SAA gradually on the mend: acting CEO

Nico Bezuidenhout was appointed as acting CEO of SAA in December 2014.

Nico Bezuidenhout was appointed as acting CEO of SAA in December 2014.

Published Jul 12, 2015

Share

Johannesburg - Troubled South African Airways is not out of the woods yet despite slight improvements yielded by the 90-day action plan to address its financial woes.

This is according to SAA’s acting chief executive Nico Bezuidenhout, who insisted this week the company was starting to see positive results from cost-saving initiatives at SAA from last year. Bezuidenhout was appointed as acting CEO in December during the suspension of former CEO Monwabisi Kalawe, who left this year after a tumultuous tenure at the airline which included turmoil in the board and clashes with board chairwoman Dudu Myeni.

SAA was last year transferred from the Department of Public Enterprises to the Treasury. According to Bezuidenhout, some of the measures to save costs included the cancellation of unprofitable routes, which contributed to cutting the airline’s cost base by about 17 percent.

Supply chain contracts with suppliers were also re-negotiated, contributing to about R1.25 billion savings made since the intervention started taking root.

He added, however, that retrenchments at the airline were not part of the plan, though they had offered voluntary retirement packages to some employees.

“It would be a mistake to say that we have fully turned the corner, but it is true though that our operating results for April and May were 40 percent better than the year before and our net results were 16 percent better than the year before.

“In tough conditions we are making progress, but the truth of the matter is that the next crisis in aviation is around the corner, which is the declining demand.

“If the demand starts going then it doesn’t matter what your pricing is if there is no demand,” said Bezuidenhout.
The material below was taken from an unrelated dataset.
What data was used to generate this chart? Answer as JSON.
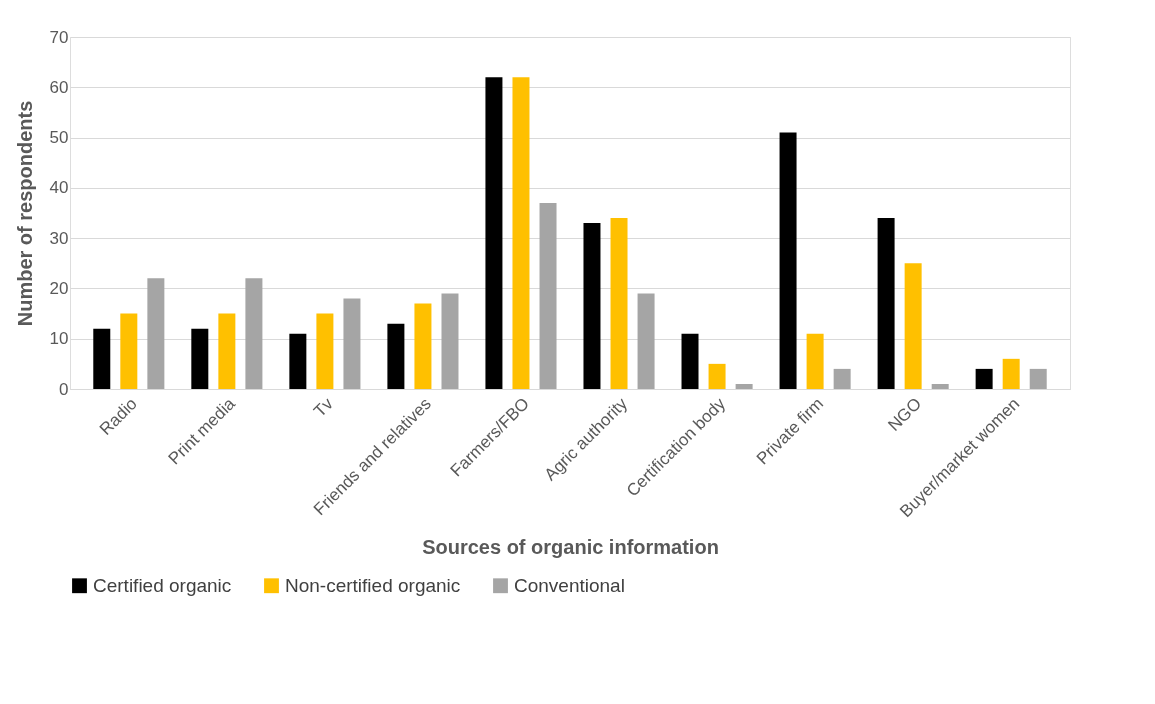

Some of the cancelled routes included direct flights to Beijing and Mumbai, which the airline is now serving through co-share agreement with the likes of Jet Airways, Emirates and Etihad airlines.

“Some of these markets have potential in the long-term, Beijing for instance looks like it will be quite good in the next three to five years,” he said. The airline is also eyeing the Africa market as a potential money spinner in the future as the continent’s population figures continue to grow.

“Africa accounts for less than 3 percent of global aviation at this point, and that presents massive potential for growth.

“If you ask Boeing or Airbus about their outlook into where they are going to sell aircraft in the next 20 years, they will tell you that apart from China, Asia and the Middle East, Africa is the next destination for growth.

“It logically flows that as an African carrier we will be looking at exploiting that growth and facilitating it,” he said.

He added that reducing staffing levels was one of the tough options to be considered, and SAA was approaching this difficult aspect very sensitively.

“From a humanity standpoint, labour is not the first thing you want to cut in the process.

“But for the last year we have put a freeze on recruitment and we are engaging labour in terms of reducing our head count through measures like early retirement, voluntary retrenchment and not filling vacancies.

“Just by doing that we can make significant savings, but at least that way you are not going to contact somebody and say ‘from tomorrow you don’t have a job’. It is on a voluntary basis,” he added.

According to Bezuidenhout, they were expecting to have reduced staffing levels by 10 percent by September this year through these measures.

“We hope that we can get at least a 10 percent reduction on head count in that way – and we are already halfway there through that process and consultation with labour.

“But at this point we are not even discussing forced retrenchments,” he said, adding the politics of the airline, which ultimately resulted in Kalawe’s departure, have hardly affected his short tenure as acting chief executive.

“Taking a little bit of a head in the sand approach on some of the matters was easy enough to do. The matter of the previous CEO and the board and the other issues there had absolutely nothing to do with me, and I did not have to concern myself much with those.

“That’s a process that took its own direction. I’ve always approached this role as an acting CEO, which is why I do not even sit in the CEO’s office.

“My expectation coming into the job is not about me getting the CEO job, it’s about focusing on the job at hand.” He admitted, however, that driving a turnaround strategy in an acting capacity does, in some ways, constrain him.

“It does in some respects and in some cases there would be things that I would have been more aggressive about, or driving in a slightly different fashion.

“But I have been involved with SAA for so long I do not need a title for me to tell people in some areas to do what they have to do”.